His closing hits the nail on the head -- it has taken some time, but the true Spirit of the Council is finally coming to the forefront as more people are actually reading the documents and reflecting on them in light of authentic Catholic tradition.  It turns out that the Council documents don't actually call for hideously ugly churches, ripping out altar rails, the abandonment of sacred music, or lay participation in Holy Mass taken to the extreme -- who'd have thunk!?

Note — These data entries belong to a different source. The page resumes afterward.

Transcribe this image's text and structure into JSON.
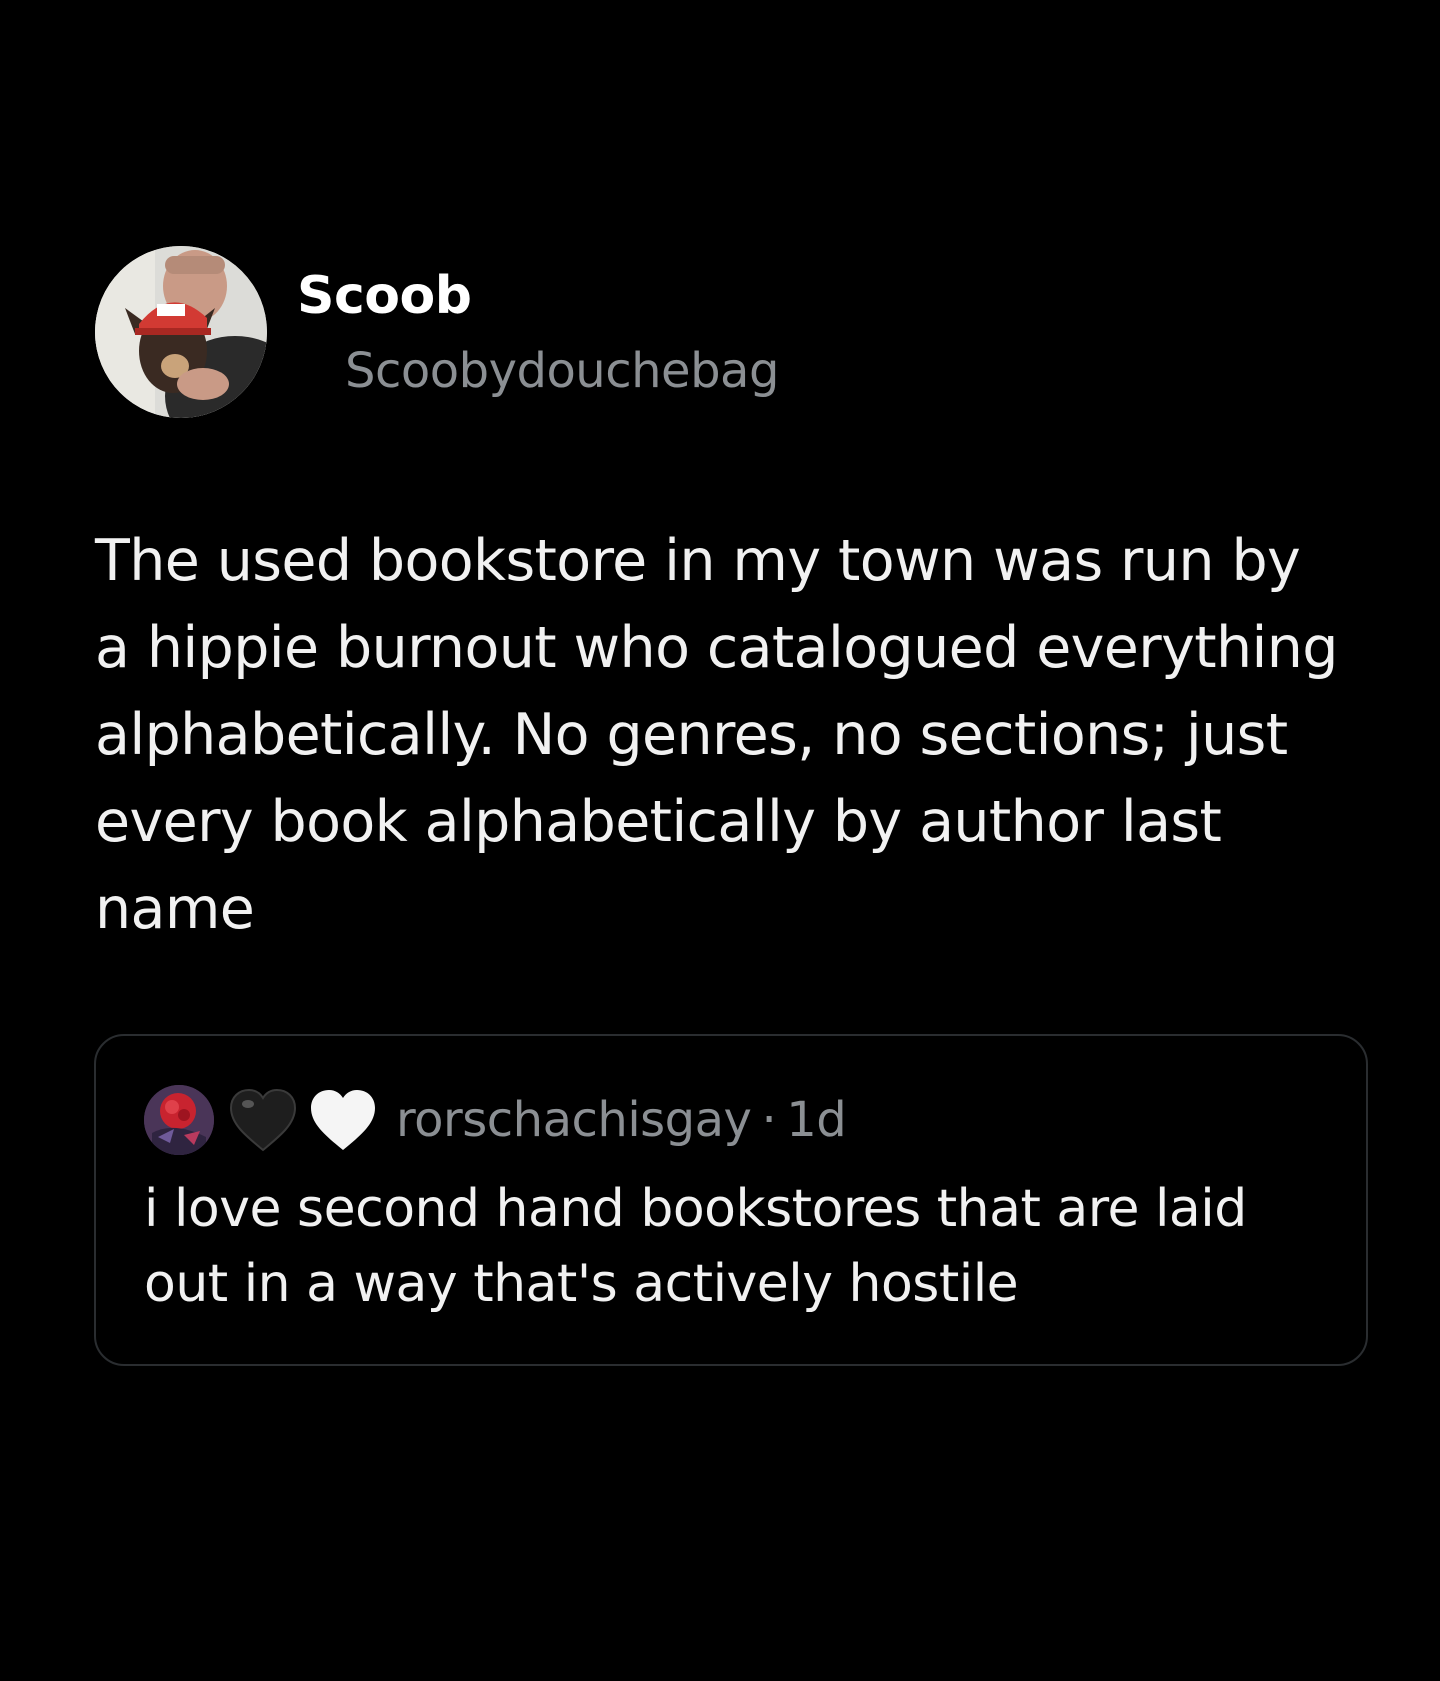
{
  "post": {
    "author": {
      "display_name": "Scoob",
      "handle": "Scoobydouchebag",
      "avatar_icon": "profile-photo"
    },
    "text": "The used bookstore in my town was run by\na hippie burnout who catalogued everything\nalphabetically. No genres, no sections; just\nevery book alphabetically by author last\nname"
  },
  "quote": {
    "avatar_icon": "profile-photo",
    "heart_icons": [
      "black-heart-icon",
      "white-heart-icon"
    ],
    "handle": "rorschachisgay",
    "separator": "·",
    "time": "1d",
    "text": "i love second hand bookstores that are laid\nout in a way that's actively hostile"
  },
  "colors": {
    "background": "#000000",
    "primary_text": "#f1f1f1",
    "secondary_text": "#8b8f93",
    "card_border": "#2a2d30"
  }
}
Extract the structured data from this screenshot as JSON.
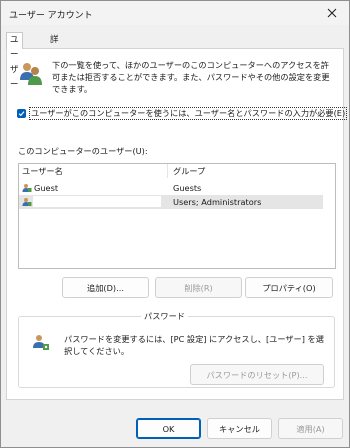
{
  "window": {
    "title": "ユーザー アカウント"
  },
  "tabs": [
    {
      "label": "ユーザー",
      "active": true
    },
    {
      "label": "詳細設定",
      "active": false
    }
  ],
  "intro": {
    "text": "下の一覧を使って、ほかのユーザーのこのコンピューターへのアクセスを許可または拒否することができます。また、パスワードやその他の設定を変更できます。"
  },
  "require_login": {
    "label": "ユーザーがこのコンピューターを使うには、ユーザー名とパスワードの入力が必要(E)",
    "checked": true
  },
  "user_list": {
    "label": "このコンピューターのユーザー(U):",
    "columns": [
      "ユーザー名",
      "グループ"
    ],
    "rows": [
      {
        "name": "Guest",
        "group": "Guests",
        "selected": false
      },
      {
        "name": "",
        "group": "Users; Administrators",
        "selected": true
      }
    ]
  },
  "list_buttons": {
    "add": "追加(D)...",
    "remove": "削除(R)",
    "properties": "プロパティ(O)"
  },
  "password": {
    "group_title": "パスワード",
    "text": "パスワードを変更するには、[PC 設定] にアクセスし、[ユーザー] を選択してください。",
    "reset_button": "パスワードのリセット(P)..."
  },
  "footer": {
    "ok": "OK",
    "cancel": "キャンセル",
    "apply": "適用(A)"
  },
  "colors": {
    "accent": "#005fb8",
    "selection": "#e5e5e5"
  }
}
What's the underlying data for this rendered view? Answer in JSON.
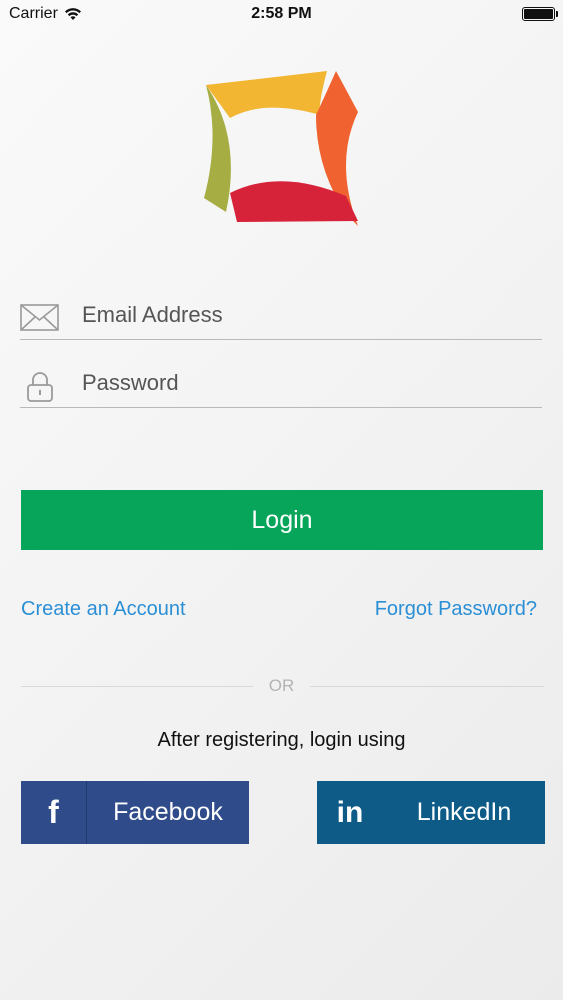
{
  "status_bar": {
    "carrier": "Carrier",
    "time": "2:58 PM"
  },
  "form": {
    "email_placeholder": "Email Address",
    "password_placeholder": "Password",
    "login_label": "Login"
  },
  "links": {
    "create_account": "Create an Account",
    "forgot_password": "Forgot Password?"
  },
  "divider_text": "OR",
  "social": {
    "caption": "After registering, login using",
    "facebook_icon": "f",
    "facebook_label": "Facebook",
    "linkedin_icon": "in",
    "linkedin_label": "LinkedIn"
  },
  "colors": {
    "login_green": "#06a55a",
    "link_blue": "#2b8fd6",
    "facebook_blue": "#2f4b8a",
    "linkedin_blue": "#0e5b87",
    "logo_yellow": "#f2b632",
    "logo_orange": "#f0622f",
    "logo_red": "#d7233a",
    "logo_green": "#a6ad42"
  },
  "icons": [
    "wifi-icon",
    "battery-icon",
    "envelope-icon",
    "lock-icon",
    "facebook-icon",
    "linkedin-icon"
  ]
}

With these issues in mind, I begin this series on Vatican II.  My first stop will be Sacrosanctum Concilium (unsurprising for those who know my affinity for liturgical matters...).  The number of posts I devote to each of the four major constitutions will depend on how quickly I read them and how many points I find striking in each document.  I can warn you already, there will be quite a few on Sacrosanctum Concilium :-).  I also may intersperse other posts among this series.

My goal in this series is to offer my reflections, such as they are, on the documents and highlight what the texts actually say as opposed to what people want them to say or what the oft-touted "Spirit of Vatican II" says (hint: it's almost never what the Council actually said).  Off we go!